Monday, August 27, 2012

Recovery on a down slope

Recovering from surgery has its ups and downs.  I mentioned earlier that I've been in a slump or as my mom would like to say, "Pip squeak, you are depressed. Baby girl, this isn't like you."  I don't disagree but I don't want to admit that I'm depressed at the same time.

I've been depressed largely due to my activity level and how sluggish my right side is healing.  Sure, I was "active" before my surgery, I tried to keep myself busy.  I would attempt working out so it would make sense why chilling extra hard all summer would be difficult.  The not lifting more than 5 pounds in theory doesn't seem that hard but in practice might as well be climbing Everest or solving the nations economic crisis.  I hate asking people for help because I think I am putting them out and it is embarrassing.  I'm 23 not  83!! It is the simple things too, taking out the trash, cleaning my home, sleeping on my stomach, getting off the floor without using your upper body.  It is extremely difficult to adjust automatically to a new life or a new way to do things while you are recovering.  You have to consciously think of every moment, every activity, and every breath for that matter.  Everything you do becomes an Olympic endurance event; it is planned, calculated, practiced, rethought, performed, analyzed, and readjusted. 

I know healing takes time and is a very complex process, I get that.  What I don't understand is how to tell myself: things will be okay, your body heals at different rates, don't give up.  It is so much easier to tell that to a client than be the client.  Furthermore, I tried to convince myself before the surgery that it really wasn't that big of a deal, routine surgery - it's not.  It is a very invasive, intense surgery that required me to spend 7 full days in the hospital.  I've had 3 chest x-rays, a CT scan, EKG, and lots of blood tests all because my lungs weren't quite up to par and they were afraid I had collapsed them or had a blood clot.     

The main source of my depression, no bull shit, straight up - I don't recognize the girl in the mirror anymore, I simply have a loss of self identity.  The thing about my TOS is I've had it my entire life and didn't realize that kids my age didn't experience the things that I did every day.  My entire life, I have been in pain.  I didn't talk about it, I didn't WANT to talk about it.  I'm still young, still trying to figure out the world, who I am, and how I fit into the world.  Several people have told me that it is no different than cancer survivors or other people who have had massive surgery but I disagree.  I disagree based on the fact I've had this my entire life, I fully accept the fact that I may not have known I had TOS my entire life but I have felt like a mystery science project - different.  Other people may not identify me as the girl with medical issues but before being a dancer, student, science nerd, I was a kid in pain.
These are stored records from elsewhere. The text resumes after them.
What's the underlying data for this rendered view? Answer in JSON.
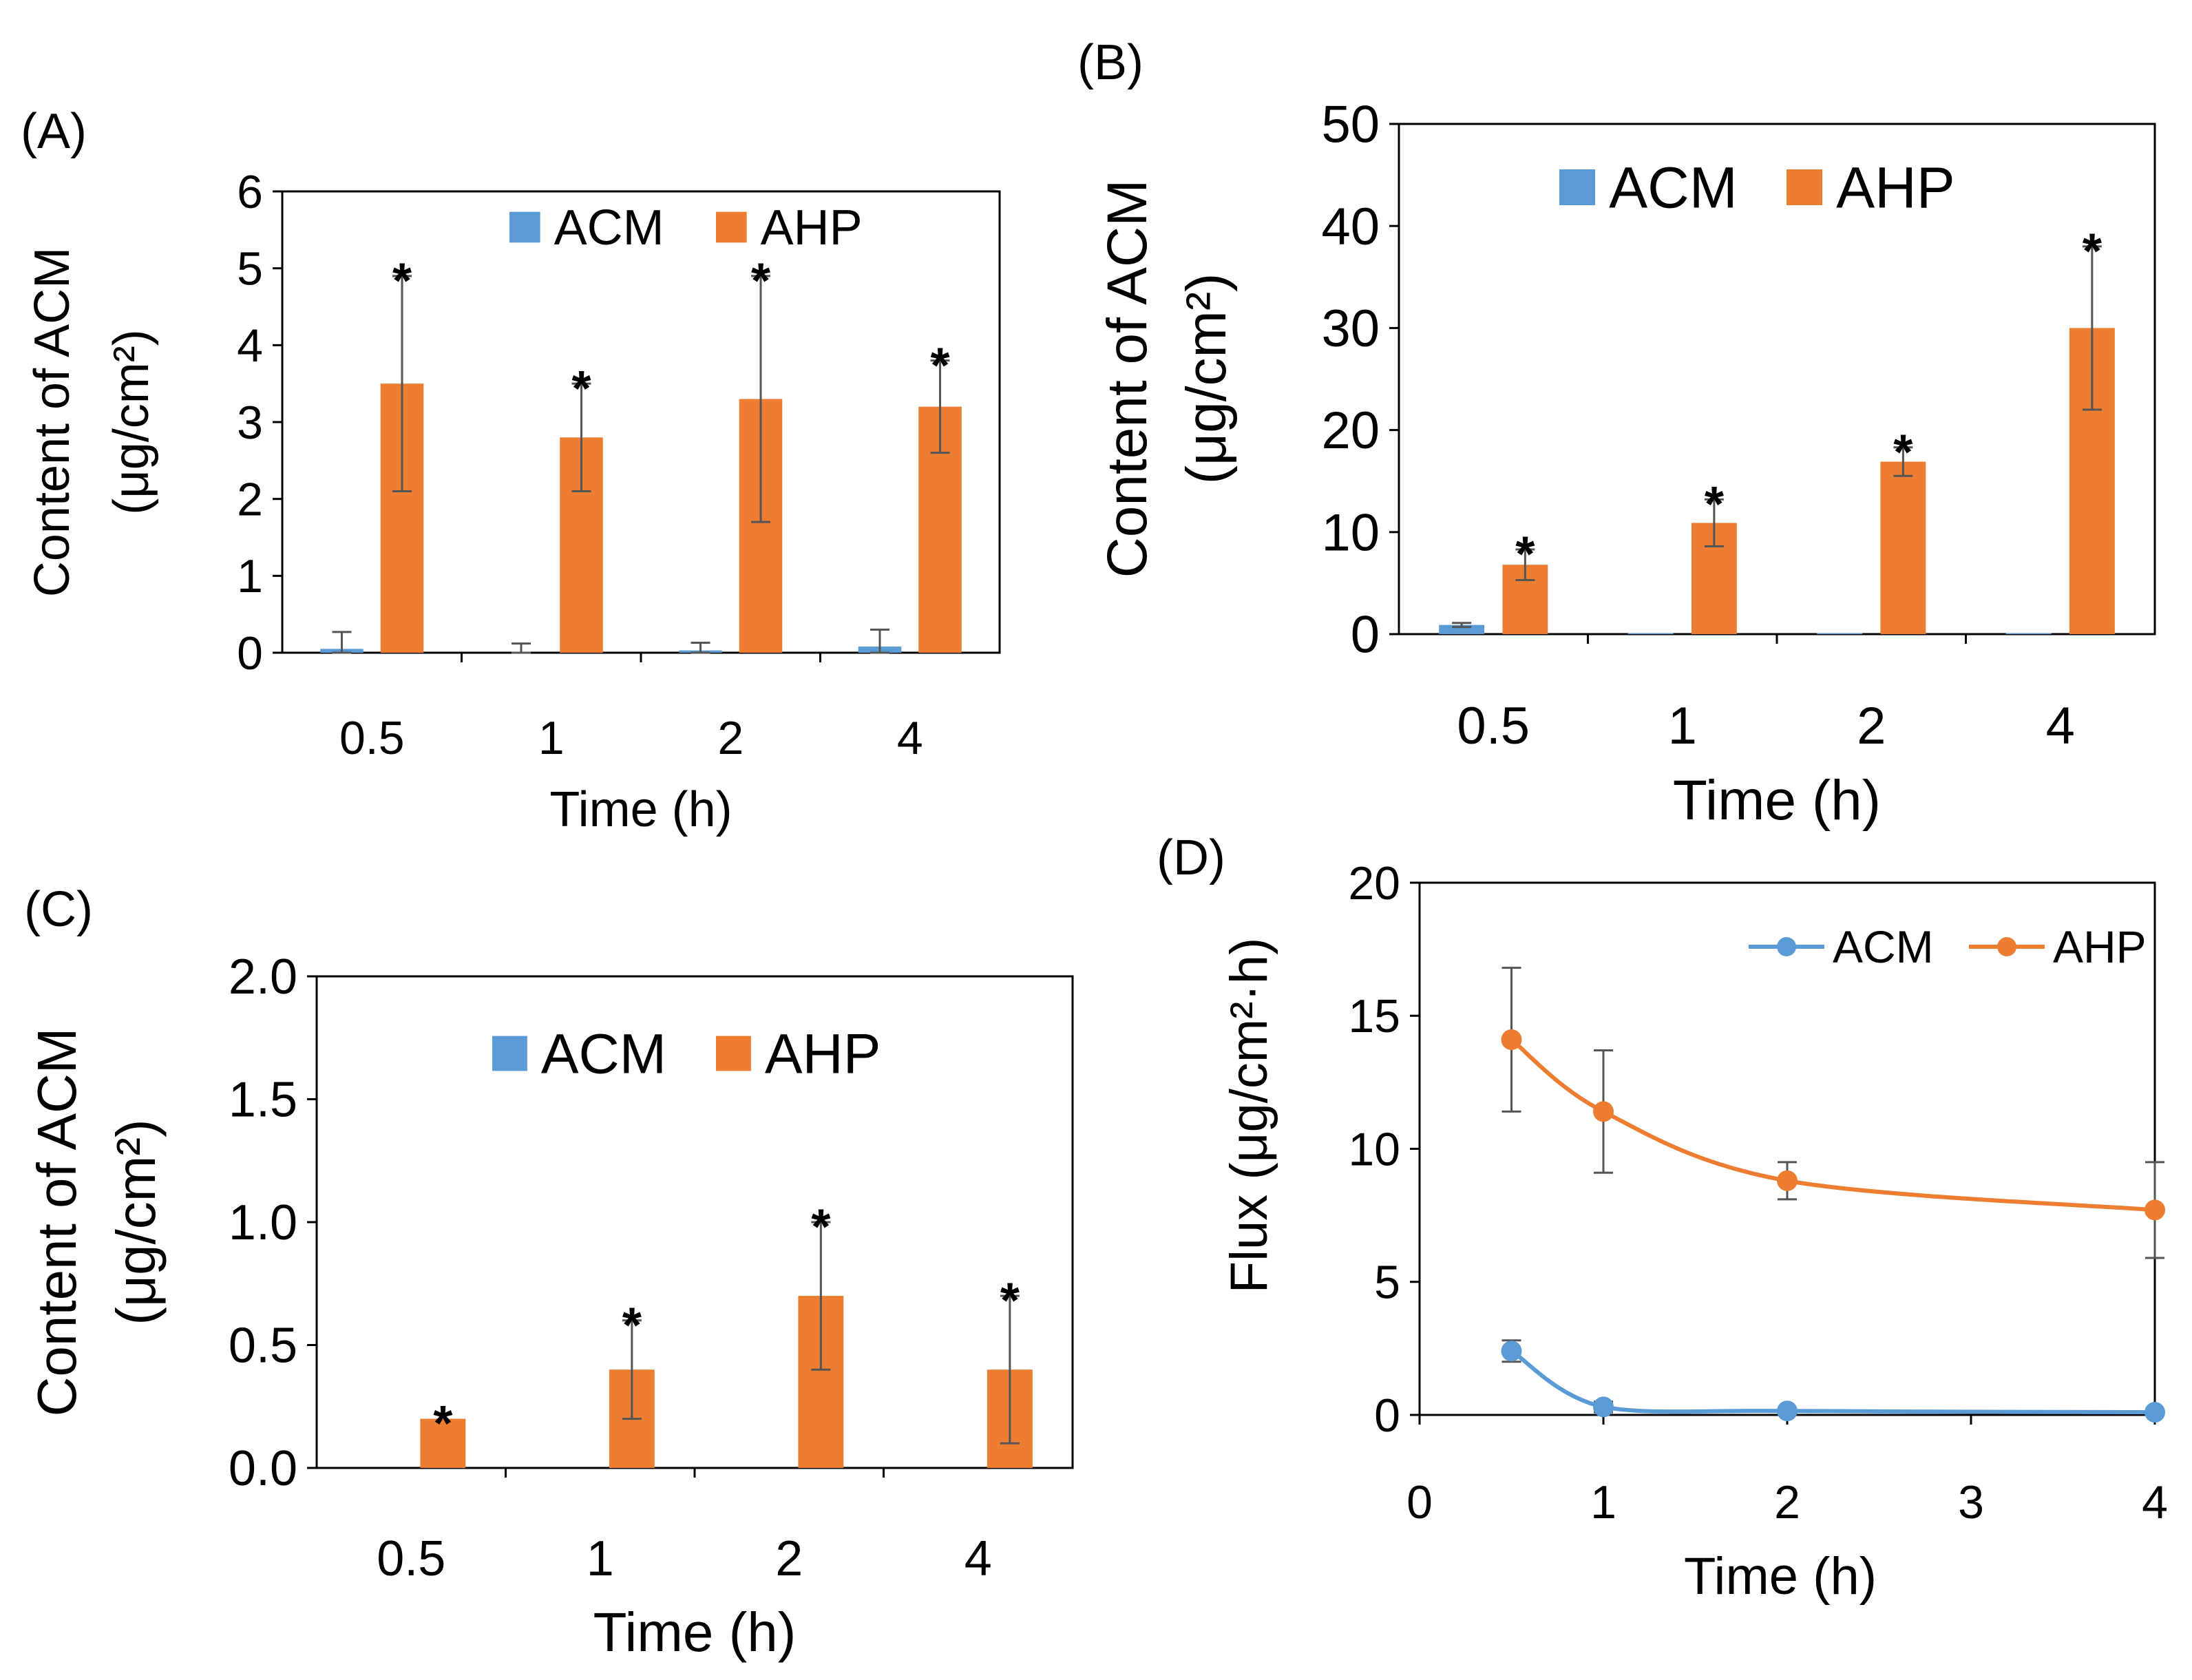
{
  "chart_data": [
    {
      "panel": "(A)",
      "type": "bar",
      "categories": [
        "0.5",
        "1",
        "2",
        "4"
      ],
      "series": [
        {
          "name": "ACM",
          "color": "#5B9BD5",
          "values": [
            0.05,
            0.0,
            0.03,
            0.08
          ],
          "errors": [
            0.22,
            0.12,
            0.1,
            0.22
          ],
          "sig": [
            false,
            false,
            false,
            false
          ]
        },
        {
          "name": "AHP",
          "color": "#ED7D31",
          "values": [
            3.5,
            2.8,
            3.3,
            3.2
          ],
          "errors": [
            1.4,
            0.7,
            1.6,
            0.6
          ],
          "sig": [
            true,
            true,
            true,
            true
          ]
        }
      ],
      "sig_mark": "*",
      "ylim": [
        0,
        6
      ],
      "yticks": [
        "0",
        "1",
        "2",
        "3",
        "4",
        "5",
        "6"
      ],
      "ylabel_line1": "Content of ACM",
      "ylabel_line2": "(μg/cm²)",
      "xlabel": "Time (h)",
      "legend_position": "top"
    },
    {
      "panel": "(B)",
      "type": "bar",
      "categories": [
        "0.5",
        "1",
        "2",
        "4"
      ],
      "series": [
        {
          "name": "ACM",
          "color": "#5B9BD5",
          "values": [
            0.9,
            0.1,
            0.1,
            0.1
          ],
          "errors": [
            0.2,
            0.0,
            0.0,
            0.0
          ],
          "sig": [
            false,
            false,
            false,
            false
          ]
        },
        {
          "name": "AHP",
          "color": "#ED7D31",
          "values": [
            6.8,
            10.9,
            16.9,
            30.0
          ],
          "errors": [
            1.5,
            2.3,
            1.4,
            8.0
          ],
          "sig": [
            true,
            true,
            true,
            true
          ]
        }
      ],
      "sig_mark": "*",
      "ylim": [
        0,
        50
      ],
      "yticks": [
        "0",
        "10",
        "20",
        "30",
        "40",
        "50"
      ],
      "ylabel_line1": "Content of ACM",
      "ylabel_line2": "(μg/cm²)",
      "xlabel": "Time (h)",
      "legend_position": "top"
    },
    {
      "panel": "(C)",
      "type": "bar",
      "categories": [
        "0.5",
        "1",
        "2",
        "4"
      ],
      "series": [
        {
          "name": "ACM",
          "color": "#5B9BD5",
          "values": [
            0,
            0,
            0,
            0
          ],
          "errors": [
            0,
            0,
            0,
            0
          ],
          "sig": [
            false,
            false,
            false,
            false
          ]
        },
        {
          "name": "AHP",
          "color": "#ED7D31",
          "values": [
            0.2,
            0.4,
            0.7,
            0.4
          ],
          "errors": [
            0.0,
            0.2,
            0.3,
            0.3
          ],
          "sig": [
            true,
            true,
            true,
            true
          ]
        }
      ],
      "sig_mark": "*",
      "ylim": [
        0,
        2
      ],
      "yticks": [
        "0.0",
        "0.5",
        "1.0",
        "1.5",
        "2.0"
      ],
      "ylabel_line1": "Content of ACM",
      "ylabel_line2": "(μg/cm²)",
      "xlabel": "Time (h)",
      "legend_position": "top"
    },
    {
      "panel": "(D)",
      "type": "line",
      "x": [
        0.5,
        1,
        2,
        4
      ],
      "series": [
        {
          "name": "ACM",
          "color": "#5B9BD5",
          "values": [
            2.4,
            0.3,
            0.15,
            0.1
          ],
          "errors": [
            0.4,
            0.2,
            0.1,
            0.05
          ]
        },
        {
          "name": "AHP",
          "color": "#ED7D31",
          "values": [
            14.1,
            11.4,
            8.8,
            7.7
          ],
          "errors": [
            2.7,
            2.3,
            0.7,
            1.8
          ]
        }
      ],
      "xlim": [
        0,
        4
      ],
      "xticks": [
        "0",
        "1",
        "2",
        "3",
        "4"
      ],
      "ylim": [
        0,
        20
      ],
      "yticks": [
        "0",
        "5",
        "10",
        "15",
        "20"
      ],
      "ylabel": "Flux (μg/cm²·h)",
      "xlabel": "Time (h)",
      "legend_position": "top-right",
      "smooth": true
    }
  ]
}
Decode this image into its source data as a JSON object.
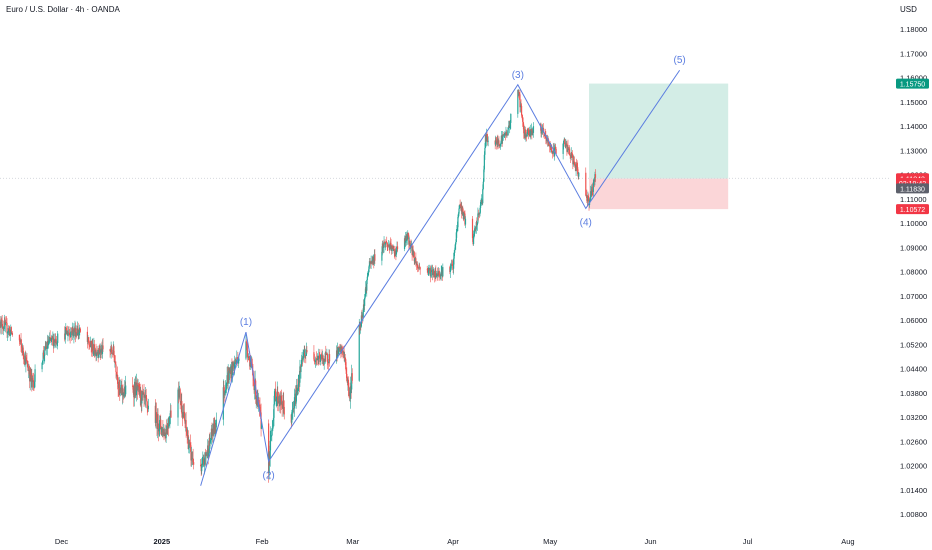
{
  "header": {
    "title": "Euro / U.S. Dollar · 4h · OANDA",
    "currency": "USD"
  },
  "chart_data": {
    "type": "candlestick",
    "title": "Euro / U.S. Dollar · 4h · OANDA",
    "y_axis": {
      "unit": "USD",
      "tick_labels": [
        "1.18000",
        "1.17000",
        "1.16000",
        "1.15000",
        "1.14000",
        "1.13000",
        "1.12000",
        "1.11000",
        "1.10000",
        "1.09000",
        "1.08000",
        "1.07000",
        "1.06000",
        "1.05200",
        "1.04400",
        "1.03800",
        "1.03200",
        "1.02600",
        "1.02000",
        "1.01400",
        "1.00800"
      ],
      "range": [
        1.006,
        1.182
      ]
    },
    "x_axis": {
      "tick_labels": [
        "Dec",
        "2025",
        "Feb",
        "Mar",
        "Apr",
        "May",
        "Jun",
        "Jul",
        "Aug"
      ],
      "range": [
        "2024-11-12",
        "2025-08-14"
      ]
    },
    "price_path": [
      [
        "2024-11-12",
        1.0595
      ],
      [
        "2024-11-18",
        1.053
      ],
      [
        "2024-11-22",
        1.04
      ],
      [
        "2024-11-27",
        1.0525
      ],
      [
        "2024-12-03",
        1.056
      ],
      [
        "2024-12-06",
        1.0565
      ],
      [
        "2024-12-11",
        1.05
      ],
      [
        "2024-12-17",
        1.0495
      ],
      [
        "2024-12-19",
        1.038
      ],
      [
        "2024-12-24",
        1.039
      ],
      [
        "2025-01-02",
        1.028
      ],
      [
        "2025-01-06",
        1.0395
      ],
      [
        "2025-01-10",
        1.0225
      ],
      [
        "2025-01-13",
        1.018
      ],
      [
        "2025-01-17",
        1.029
      ],
      [
        "2025-01-21",
        1.041
      ],
      [
        "2025-01-27",
        1.052
      ],
      [
        "2025-02-03",
        1.02
      ],
      [
        "2025-02-05",
        1.038
      ],
      [
        "2025-02-10",
        1.031
      ],
      [
        "2025-02-14",
        1.049
      ],
      [
        "2025-02-20",
        1.047
      ],
      [
        "2025-02-26",
        1.05
      ],
      [
        "2025-02-28",
        1.037
      ],
      [
        "2025-03-04",
        1.063
      ],
      [
        "2025-03-06",
        1.082
      ],
      [
        "2025-03-11",
        1.092
      ],
      [
        "2025-03-14",
        1.088
      ],
      [
        "2025-03-18",
        1.094
      ],
      [
        "2025-03-21",
        1.082
      ],
      [
        "2025-03-27",
        1.079
      ],
      [
        "2025-04-01",
        1.082
      ],
      [
        "2025-04-03",
        1.108
      ],
      [
        "2025-04-07",
        1.092
      ],
      [
        "2025-04-10",
        1.11
      ],
      [
        "2025-04-11",
        1.135
      ],
      [
        "2025-04-15",
        1.133
      ],
      [
        "2025-04-18",
        1.138
      ],
      [
        "2025-04-21",
        1.156
      ],
      [
        "2025-04-23",
        1.137
      ],
      [
        "2025-04-28",
        1.139
      ],
      [
        "2025-05-02",
        1.129
      ],
      [
        "2025-05-05",
        1.134
      ],
      [
        "2025-05-08",
        1.126
      ],
      [
        "2025-05-12",
        1.112
      ],
      [
        "2025-05-13",
        1.109
      ],
      [
        "2025-05-15",
        1.119
      ]
    ],
    "elliott_wave": {
      "points": [
        {
          "label": "",
          "date": "2025-01-13",
          "price": 1.015
        },
        {
          "label": "(1)",
          "date": "2025-01-27",
          "price": 1.056
        },
        {
          "label": "(2)",
          "date": "2025-02-03",
          "price": 1.021
        },
        {
          "label": "(3)",
          "date": "2025-04-21",
          "price": 1.157
        },
        {
          "label": "(4)",
          "date": "2025-05-12",
          "price": 1.106
        },
        {
          "label": "(5)",
          "date": "2025-06-10",
          "price": 1.163
        }
      ],
      "color": "#5b7de0"
    },
    "position_tool": {
      "start": "2025-05-13",
      "end": "2025-06-25",
      "entry": 1.1183,
      "target": 1.1575,
      "stop": 1.10572,
      "profit_color": "#d3ede6",
      "loss_color": "#fbd6d8"
    },
    "price_badges": [
      {
        "text": "1.15750",
        "price": 1.1575,
        "color": "#089981"
      },
      {
        "text": "1.11843",
        "price": 1.11843,
        "color": "#f23645"
      },
      {
        "text": "02:19:42",
        "price": 1.1165,
        "color": "#f23645"
      },
      {
        "text": "1.11830",
        "price": 1.1143,
        "color": "#5d606b"
      },
      {
        "text": "1.10572",
        "price": 1.10572,
        "color": "#f23645"
      }
    ],
    "current_price": 1.11843,
    "colors": {
      "up": "#26a69a",
      "down": "#ef5350",
      "axis_text": "#131722"
    }
  }
}
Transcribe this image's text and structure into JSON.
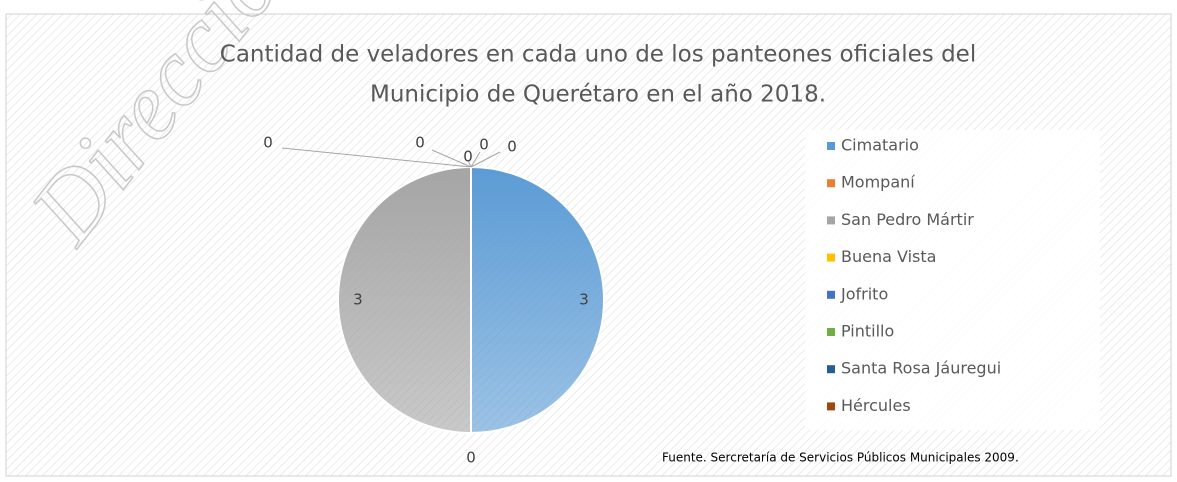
{
  "chart_data": {
    "type": "pie",
    "title": [
      "Cantidad de veladores en cada uno de los panteones oficiales del",
      "Municipio de Querétaro en el año 2018."
    ],
    "categories": [
      "Cimatario",
      "Mompaní",
      "San Pedro Mártir",
      "Buena Vista",
      "Jofrito",
      "Pintillo",
      "Santa Rosa Jáuregui",
      "Hércules"
    ],
    "values": [
      3,
      0,
      3,
      0,
      0,
      0,
      0,
      0
    ],
    "colors": [
      "#5b9bd5",
      "#ed7d31",
      "#a5a5a5",
      "#ffc000",
      "#4472c4",
      "#70ad47",
      "#255e91",
      "#9e480e"
    ],
    "legend": "right",
    "note": "Fuente. Sercretaría de Servicios Públicos Municipales 2009.",
    "watermark": "Dirección"
  }
}
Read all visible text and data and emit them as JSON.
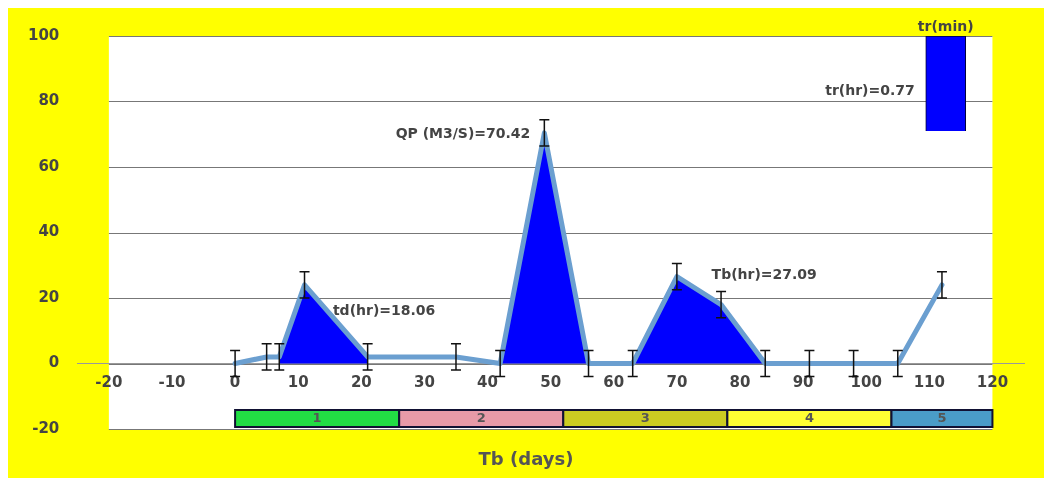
{
  "chart_data": {
    "type": "line",
    "xlabel": "Tb (days)",
    "xlim": [
      -20,
      120
    ],
    "xticks": [
      -20,
      -10,
      0,
      10,
      20,
      30,
      40,
      50,
      60,
      70,
      80,
      90,
      100,
      110,
      120
    ],
    "ylim": [
      -20,
      100
    ],
    "yticks": [
      -20,
      0,
      20,
      40,
      60,
      80,
      100
    ],
    "grid": "y",
    "legend": false,
    "marker": "none",
    "line_style": "solid",
    "series": [
      {
        "type": "area",
        "color": "#0000ff",
        "x": [
          7,
          11,
          21
        ],
        "values": [
          2,
          24,
          2
        ]
      },
      {
        "type": "area",
        "color": "#0000ff",
        "x": [
          42,
          49,
          56
        ],
        "values": [
          0,
          70.42,
          0
        ]
      },
      {
        "type": "area",
        "color": "#0000ff",
        "x": [
          63,
          70,
          77,
          84
        ],
        "values": [
          0,
          26.5,
          18,
          0
        ]
      },
      {
        "color": "#6b9fd0",
        "x": [
          0,
          5,
          7,
          11,
          21,
          35,
          42,
          49,
          56,
          63,
          70,
          77,
          84,
          91,
          98,
          105,
          112
        ],
        "values": [
          0,
          2,
          2,
          24,
          2,
          2,
          0,
          70.42,
          0,
          0,
          26.5,
          18,
          0,
          0,
          0,
          0,
          24
        ],
        "errors": [
          4,
          4,
          4,
          4,
          4,
          4,
          4,
          4,
          4,
          4,
          4,
          4,
          4,
          4,
          4,
          4,
          4
        ]
      },
      {
        "type": "bar",
        "color": "#0000ff",
        "x": [
          112.6
        ],
        "base": [
          71
        ],
        "values": [
          29
        ]
      }
    ],
    "bands": [
      {
        "axis": "x",
        "from": 0,
        "to": 26,
        "label": "1",
        "color": "#22dd44"
      },
      {
        "axis": "x",
        "from": 26,
        "to": 52,
        "label": "2",
        "color": "#e89aa8"
      },
      {
        "axis": "x",
        "from": 52,
        "to": 78,
        "label": "3",
        "color": "#cccc22"
      },
      {
        "axis": "x",
        "from": 78,
        "to": 104,
        "label": "4",
        "color": "#ffff33"
      },
      {
        "axis": "x",
        "from": 104,
        "to": 120,
        "label": "5",
        "color": "#4a9cc8"
      }
    ],
    "annotations": [
      {
        "text": "QP (M3/S)=70.42",
        "x": 49,
        "y": 70.42
      },
      "td(hr)=18.06",
      "Tb(hr)=27.09",
      "tr(hr)=0.77",
      {
        "text": "tr(min)",
        "x": 112.6,
        "y": 100
      }
    ]
  }
}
Unlike other diseases or disorders you remember a time before the diagnosis - I don't.  I don't know or remember a time before the pain, before accepting the role of a science project.  I don't know how to be a normal functioning person!  I don't know what to say when people ask me about it.  Do I say, I had TOS or make a joke out of it saying my parents loved me so much they gave me extra bones and got them removed because they gave me a run for my money.  Or is it one of those cases where you will always have reminders of your journey but you reached the destination and it is over leaving you to the next adventure?

I'm lost, have been lost for awhile now.  I can't say that I am out of my slump as I write this rant but I will say this.  Recent comments from people with TOS discovering my blog has helped rise me up a bit, I never thought other people with TOS would find my journey helpful or comforting knowing they weren't alone....It made me realize that I am not completely alone which at the end of the day is nice.